Last Thursday, professional astronauts, members of NASA, the informal space community and the public — including Virginia Tech’s chapter of the American Institute of Aeronautics and Astronautics — gathered to officially welcome the space shuttle Discovery, NASA’s most successful space shuttle, to the Smithsonian Institute Air and Space Museum Udvar-Hazy Center in Chantilly, Virginia.
Discovery would be replacing the space shuttle Enterprise; a shuttle designed for in-atmosphere tests and never went into outer space, which would be moving to New York City to become an exhibit at the Intrepid Sea, Air and Space Museum.
“Today, Discovery takes on a new mission; less dynamic, perhaps, but nonetheless important,” said John Glenn, the first man to orbit the globe from outer space. “It will be on display not only as a testament to the events of our time, but also as an inspiration to future generations.”
A Welcoming Hello
The official ceremonies began outside the museum on its runway, with only the Enterprise in view to the general public. Discovery waited, hidden, further down the runway for a much larger premiere with crowds gathered by the thousands to witness the event.
After a few opening remarks by officials from both NASA and the Smithsonian, Discovery was finally brought into the fanfare of the United States Marines Drum and Bugle Corps. For the first time in the history of the space program, two space shuttles stood nose to nose.
Attending the event as special VIPs were 15 of the 32 commanders of the Discovery, including Eileen Collins, who was the first female pilot of a space shuttle and proceeded to command it later in her life. Other astronauts who held various positions on the shuttle, such as Readdy, were also honored.

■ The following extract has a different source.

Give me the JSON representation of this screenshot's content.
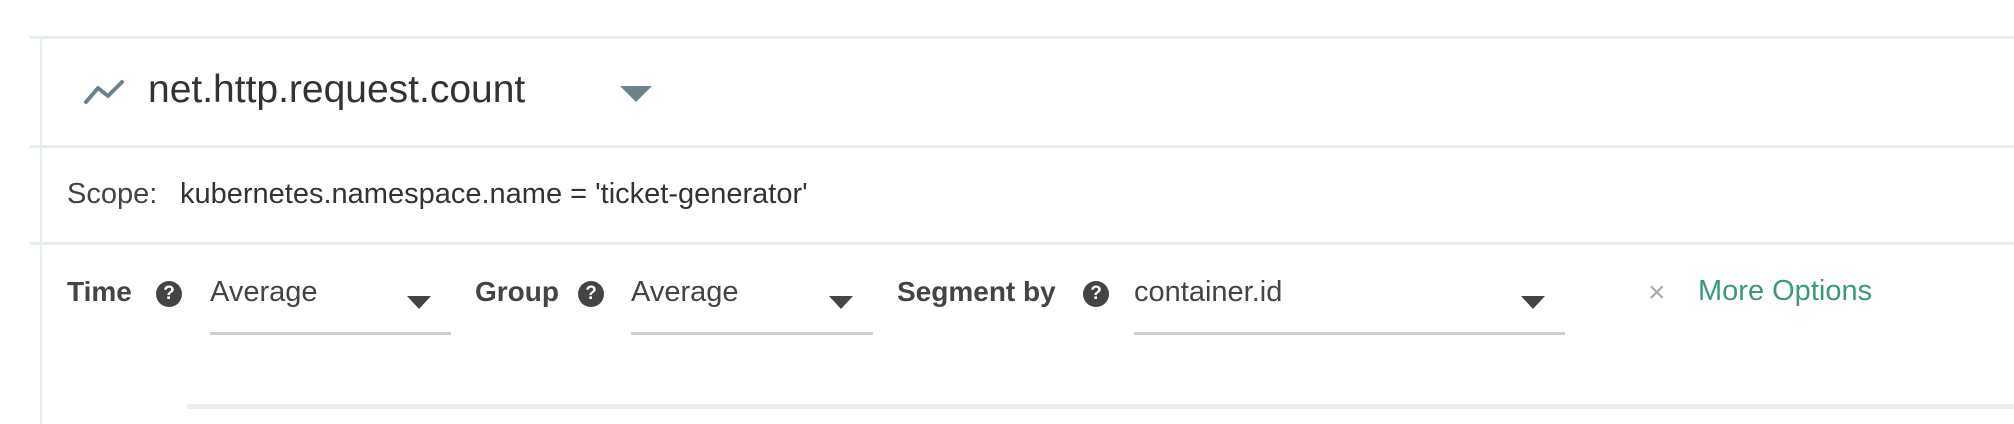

“I think the word bittersweet is probably overused,” Readdy said in response to how watching the Discovery be retired made him feel. “But having flown Discovery two times, and realizing that its only flown in space 39 times, it seems a little bit sad to see it retired when it was designed to fly 100 missions.”
NASA Administrator Charles Bolden officially signed over the shuttle to Jack Daily, the Air and Space Museum director. Glenn served as the official witness.